The urllib module provides a set of functions for working with URLs, allowing easy fetching of URL content.

GET Requests

The request module in urllib makes it straightforward to send GET requests. For example, to fetch data from a specific URL like https://api.douban.com/v2/book/2129650:

python
from urllib import request

with request.urlopen('https://api.douban.com/v2/book/2129650') as f:
    data = f.read()
    print('Status:', f.status, f.reason)
    for k, v in f.getheaders():
        print('%s: %s' % (k, v))
    print('Data:', data.decode('utf-8'))

This will return the HTTP response headers and JSON data.

To simulate a browser sending a GET request, you can use the Request object to add HTTP headers. For instance, simulating an iPhone request to Douban's homepage:

python
req = request.Request('http://www.douban.com/')
req.add_header('User-Agent', 'Mozilla/6.0 (iPhone; CPU iPhone OS 8_0 like Mac OS X) AppleWebKit/536.26 ...')
with request.urlopen(req) as f:
    print('Status:', f.status, f.reason)
    for k, v in f.getheaders():
        print('%s: %s' % (k, v))
    print('Data:', f.read().decode('utf-8'))

POST Requests

To send data using POST, you can encode parameters as bytes. For example, to log in to Weibo:

python
from urllib import request, parse

print('Login to weibo.cn...')
email = input('Email: ')
passwd = input('Password: ')
login_data = parse.urlencode([
    ('username', email),
    ('password', passwd),
    ...
])

req = request.Request('https://passport.weibo.cn/sso/login')
req.add_header('Origin', 'https://passport.weibo.cn')
req.add_header('User-Agent', 'Mozilla/6.0 ...')
req.add_header('Referer', 'https://passport.weibo.cn/signin/login?entry=mweibo&...')

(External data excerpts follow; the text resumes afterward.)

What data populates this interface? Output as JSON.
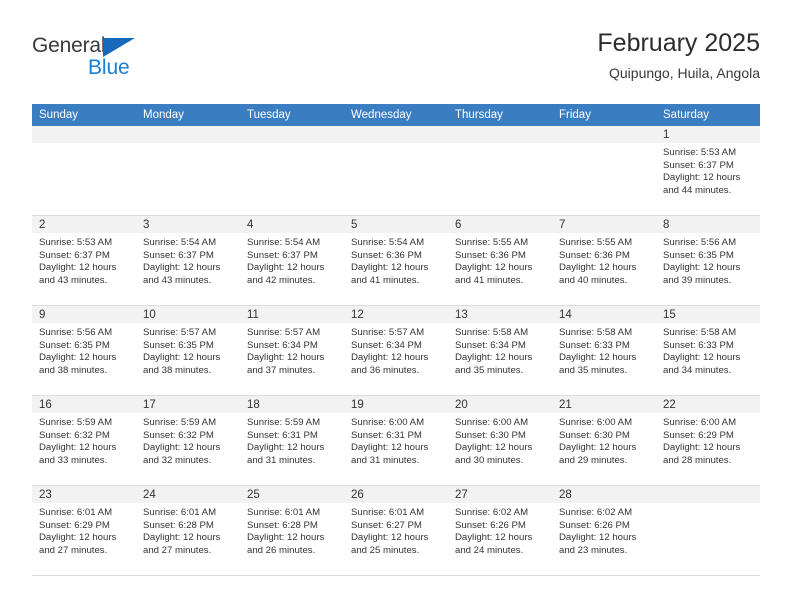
{
  "brand": {
    "name_top": "General",
    "name_bottom": "Blue"
  },
  "header": {
    "title": "February 2025",
    "subtitle": "Quipungo, Huila, Angola"
  },
  "colors": {
    "header_blue": "#3a7ec1",
    "logo_blue": "#1a7fd4",
    "daynum_band": "#f2f2f2"
  },
  "weekdays": [
    "Sunday",
    "Monday",
    "Tuesday",
    "Wednesday",
    "Thursday",
    "Friday",
    "Saturday"
  ],
  "labels": {
    "sunrise": "Sunrise:",
    "sunset": "Sunset:",
    "daylight": "Daylight:"
  },
  "weeks": [
    [
      {
        "day": "",
        "empty": true
      },
      {
        "day": "",
        "empty": true
      },
      {
        "day": "",
        "empty": true
      },
      {
        "day": "",
        "empty": true
      },
      {
        "day": "",
        "empty": true
      },
      {
        "day": "",
        "empty": true
      },
      {
        "day": "1",
        "sunrise": "Sunrise: 5:53 AM",
        "sunset": "Sunset: 6:37 PM",
        "daylight": "Daylight: 12 hours and 44 minutes."
      }
    ],
    [
      {
        "day": "2",
        "sunrise": "Sunrise: 5:53 AM",
        "sunset": "Sunset: 6:37 PM",
        "daylight": "Daylight: 12 hours and 43 minutes."
      },
      {
        "day": "3",
        "sunrise": "Sunrise: 5:54 AM",
        "sunset": "Sunset: 6:37 PM",
        "daylight": "Daylight: 12 hours and 43 minutes."
      },
      {
        "day": "4",
        "sunrise": "Sunrise: 5:54 AM",
        "sunset": "Sunset: 6:37 PM",
        "daylight": "Daylight: 12 hours and 42 minutes."
      },
      {
        "day": "5",
        "sunrise": "Sunrise: 5:54 AM",
        "sunset": "Sunset: 6:36 PM",
        "daylight": "Daylight: 12 hours and 41 minutes."
      },
      {
        "day": "6",
        "sunrise": "Sunrise: 5:55 AM",
        "sunset": "Sunset: 6:36 PM",
        "daylight": "Daylight: 12 hours and 41 minutes."
      },
      {
        "day": "7",
        "sunrise": "Sunrise: 5:55 AM",
        "sunset": "Sunset: 6:36 PM",
        "daylight": "Daylight: 12 hours and 40 minutes."
      },
      {
        "day": "8",
        "sunrise": "Sunrise: 5:56 AM",
        "sunset": "Sunset: 6:35 PM",
        "daylight": "Daylight: 12 hours and 39 minutes."
      }
    ],
    [
      {
        "day": "9",
        "sunrise": "Sunrise: 5:56 AM",
        "sunset": "Sunset: 6:35 PM",
        "daylight": "Daylight: 12 hours and 38 minutes."
      },
      {
        "day": "10",
        "sunrise": "Sunrise: 5:57 AM",
        "sunset": "Sunset: 6:35 PM",
        "daylight": "Daylight: 12 hours and 38 minutes."
      },
      {
        "day": "11",
        "sunrise": "Sunrise: 5:57 AM",
        "sunset": "Sunset: 6:34 PM",
        "daylight": "Daylight: 12 hours and 37 minutes."
      },
      {
        "day": "12",
        "sunrise": "Sunrise: 5:57 AM",
        "sunset": "Sunset: 6:34 PM",
        "daylight": "Daylight: 12 hours and 36 minutes."
      },
      {
        "day": "13",
        "sunrise": "Sunrise: 5:58 AM",
        "sunset": "Sunset: 6:34 PM",
        "daylight": "Daylight: 12 hours and 35 minutes."
      },
      {
        "day": "14",
        "sunrise": "Sunrise: 5:58 AM",
        "sunset": "Sunset: 6:33 PM",
        "daylight": "Daylight: 12 hours and 35 minutes."
      },
      {
        "day": "15",
        "sunrise": "Sunrise: 5:58 AM",
        "sunset": "Sunset: 6:33 PM",
        "daylight": "Daylight: 12 hours and 34 minutes."
      }
    ],
    [
      {
        "day": "16",
        "sunrise": "Sunrise: 5:59 AM",
        "sunset": "Sunset: 6:32 PM",
        "daylight": "Daylight: 12 hours and 33 minutes."
      },
      {
        "day": "17",
        "sunrise": "Sunrise: 5:59 AM",
        "sunset": "Sunset: 6:32 PM",
        "daylight": "Daylight: 12 hours and 32 minutes."
      },
      {
        "day": "18",
        "sunrise": "Sunrise: 5:59 AM",
        "sunset": "Sunset: 6:31 PM",
        "daylight": "Daylight: 12 hours and 31 minutes."
      },
      {
        "day": "19",
        "sunrise": "Sunrise: 6:00 AM",
        "sunset": "Sunset: 6:31 PM",
        "daylight": "Daylight: 12 hours and 31 minutes."
      },
      {
        "day": "20",
        "sunrise": "Sunrise: 6:00 AM",
        "sunset": "Sunset: 6:30 PM",
        "daylight": "Daylight: 12 hours and 30 minutes."
      },
      {
        "day": "21",
        "sunrise": "Sunrise: 6:00 AM",
        "sunset": "Sunset: 6:30 PM",
        "daylight": "Daylight: 12 hours and 29 minutes."
      },
      {
        "day": "22",
        "sunrise": "Sunrise: 6:00 AM",
        "sunset": "Sunset: 6:29 PM",
        "daylight": "Daylight: 12 hours and 28 minutes."
      }
    ],
    [
      {
        "day": "23",
        "sunrise": "Sunrise: 6:01 AM",
        "sunset": "Sunset: 6:29 PM",
        "daylight": "Daylight: 12 hours and 27 minutes."
      },
      {
        "day": "24",
        "sunrise": "Sunrise: 6:01 AM",
        "sunset": "Sunset: 6:28 PM",
        "daylight": "Daylight: 12 hours and 27 minutes."
      },
      {
        "day": "25",
        "sunrise": "Sunrise: 6:01 AM",
        "sunset": "Sunset: 6:28 PM",
        "daylight": "Daylight: 12 hours and 26 minutes."
      },
      {
        "day": "26",
        "sunrise": "Sunrise: 6:01 AM",
        "sunset": "Sunset: 6:27 PM",
        "daylight": "Daylight: 12 hours and 25 minutes."
      },
      {
        "day": "27",
        "sunrise": "Sunrise: 6:02 AM",
        "sunset": "Sunset: 6:26 PM",
        "daylight": "Daylight: 12 hours and 24 minutes."
      },
      {
        "day": "28",
        "sunrise": "Sunrise: 6:02 AM",
        "sunset": "Sunset: 6:26 PM",
        "daylight": "Daylight: 12 hours and 23 minutes."
      },
      {
        "day": "",
        "empty": true
      }
    ]
  ]
}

with request.urlopen(req, data=login_data.encode('utf-8')) as f:
    print('Status:', f.status, f.reason)
    for k, v in f.getheaders():
        print('%s: %s' % (k, v))
    print('Data:', f.read().decode('utf-8'))

Using a Proxy

If you need to route requests through a proxy, you can use ProxyHandler:

python
proxy_handler = urllib.request.ProxyHandler({'http': 'http://www.example.com:3128/'})
proxy_auth_handler = urllib.request.ProxyBasicAuthHandler()
proxy_auth_handler.add_password('realm', 'host', 'username', 'password')
opener = urllib.request.build_opener(proxy_handler, proxy_auth_handler)

with opener.open('http://www.example.com/login.html') as f:
    pass

Summary

urllib allows for executing various HTTP requests programmatically. To simulate browser behavior, you need to mimic the headers sent by the browser, especially the User-Agent header.

Exercise

To read JSON data using urllib and parse it into a Python object:

python
from urllib import request
import json

def fetch_data(url):
    with request.urlopen(url) as response:
        return json.loads(response.read().decode('utf-8'))

# Test
URL = 'https://api.weatherapi.com/v1/current.json?key=b4e8f86b44654e6b86885330242207&q=Beijing&aqi=no'
data = fetch_data(URL)
print(data)
assert data['location']['name'] == 'Beijing'
print('ok')
urllib has loaded